XV. Consistency and Pre-Publication Self-Checks (Mx-Rules)
- Mx-96: discrete–continuous conservation—mass_preserve vs. ( ∫ rho dV ) within tolerance.
- Mx-95: spectrum–energy check—var(x) vs. ( ∫ S_xx df ), consistent with the window’s ENBW_Hz.
- Mx-98: multi-source alignment—p_Y(y) = p_X(x(y)) * | det( ∂x/∂y ) | applied and recorded.

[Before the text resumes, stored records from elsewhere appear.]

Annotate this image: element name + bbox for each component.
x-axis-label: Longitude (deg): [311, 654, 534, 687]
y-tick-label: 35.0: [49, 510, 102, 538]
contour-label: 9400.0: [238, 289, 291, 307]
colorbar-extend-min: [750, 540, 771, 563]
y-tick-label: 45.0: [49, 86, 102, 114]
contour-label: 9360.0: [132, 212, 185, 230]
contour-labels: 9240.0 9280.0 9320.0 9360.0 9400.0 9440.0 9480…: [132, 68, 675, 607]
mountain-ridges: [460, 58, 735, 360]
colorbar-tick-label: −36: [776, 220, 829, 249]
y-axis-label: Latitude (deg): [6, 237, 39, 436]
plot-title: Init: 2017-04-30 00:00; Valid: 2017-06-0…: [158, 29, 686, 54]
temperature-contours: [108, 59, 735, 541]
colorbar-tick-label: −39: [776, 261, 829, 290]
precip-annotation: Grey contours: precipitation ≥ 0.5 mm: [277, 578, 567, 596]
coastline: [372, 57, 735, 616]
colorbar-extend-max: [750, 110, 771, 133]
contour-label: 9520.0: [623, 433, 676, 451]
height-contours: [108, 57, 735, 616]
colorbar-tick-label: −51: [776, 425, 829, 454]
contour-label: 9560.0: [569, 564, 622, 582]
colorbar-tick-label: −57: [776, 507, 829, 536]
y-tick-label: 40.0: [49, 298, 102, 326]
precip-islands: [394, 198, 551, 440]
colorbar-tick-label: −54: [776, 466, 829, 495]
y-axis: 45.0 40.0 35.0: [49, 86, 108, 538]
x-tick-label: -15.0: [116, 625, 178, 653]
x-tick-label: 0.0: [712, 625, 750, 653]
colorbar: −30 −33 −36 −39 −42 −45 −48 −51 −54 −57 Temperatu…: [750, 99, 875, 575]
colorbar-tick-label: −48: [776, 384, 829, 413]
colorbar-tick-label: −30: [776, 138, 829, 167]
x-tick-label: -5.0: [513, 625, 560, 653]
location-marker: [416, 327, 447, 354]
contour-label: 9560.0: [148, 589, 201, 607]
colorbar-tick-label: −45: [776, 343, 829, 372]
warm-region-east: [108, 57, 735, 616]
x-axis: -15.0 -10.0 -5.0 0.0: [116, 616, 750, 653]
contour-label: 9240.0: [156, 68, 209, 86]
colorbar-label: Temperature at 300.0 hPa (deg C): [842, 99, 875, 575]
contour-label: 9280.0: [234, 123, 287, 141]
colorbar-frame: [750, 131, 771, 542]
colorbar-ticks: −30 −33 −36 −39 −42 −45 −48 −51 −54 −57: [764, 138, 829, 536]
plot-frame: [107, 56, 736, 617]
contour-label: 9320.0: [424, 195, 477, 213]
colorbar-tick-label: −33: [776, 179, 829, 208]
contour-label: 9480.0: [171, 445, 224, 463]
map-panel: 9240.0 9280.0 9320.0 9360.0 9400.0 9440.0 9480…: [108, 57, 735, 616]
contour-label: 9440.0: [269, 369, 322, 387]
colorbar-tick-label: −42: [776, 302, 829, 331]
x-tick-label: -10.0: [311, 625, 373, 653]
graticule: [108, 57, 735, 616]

- KDE reports include K, h, CV(h); histograms include edges/Delta; point processes define the domain for Lambda(A).
- Arrival-time fields publish both forms and delta_form; unit/dimension checks pass check_dim(expr).
XVI. Versioning and Change Log
- Dataset version key CL-DEN-YYYYMMDD-###; any change must update /meta/version and provenance.
- Structural changes (new groups, field renames) must ship migration scripts and compatibility maps.
This appendix codifies the standardized constraints for density-volume data and grid formats. Implementations must adhere to these rules and remain consistent with Appendix A’s symbols/units and chapter references (S92-, Mx-9, I90-*).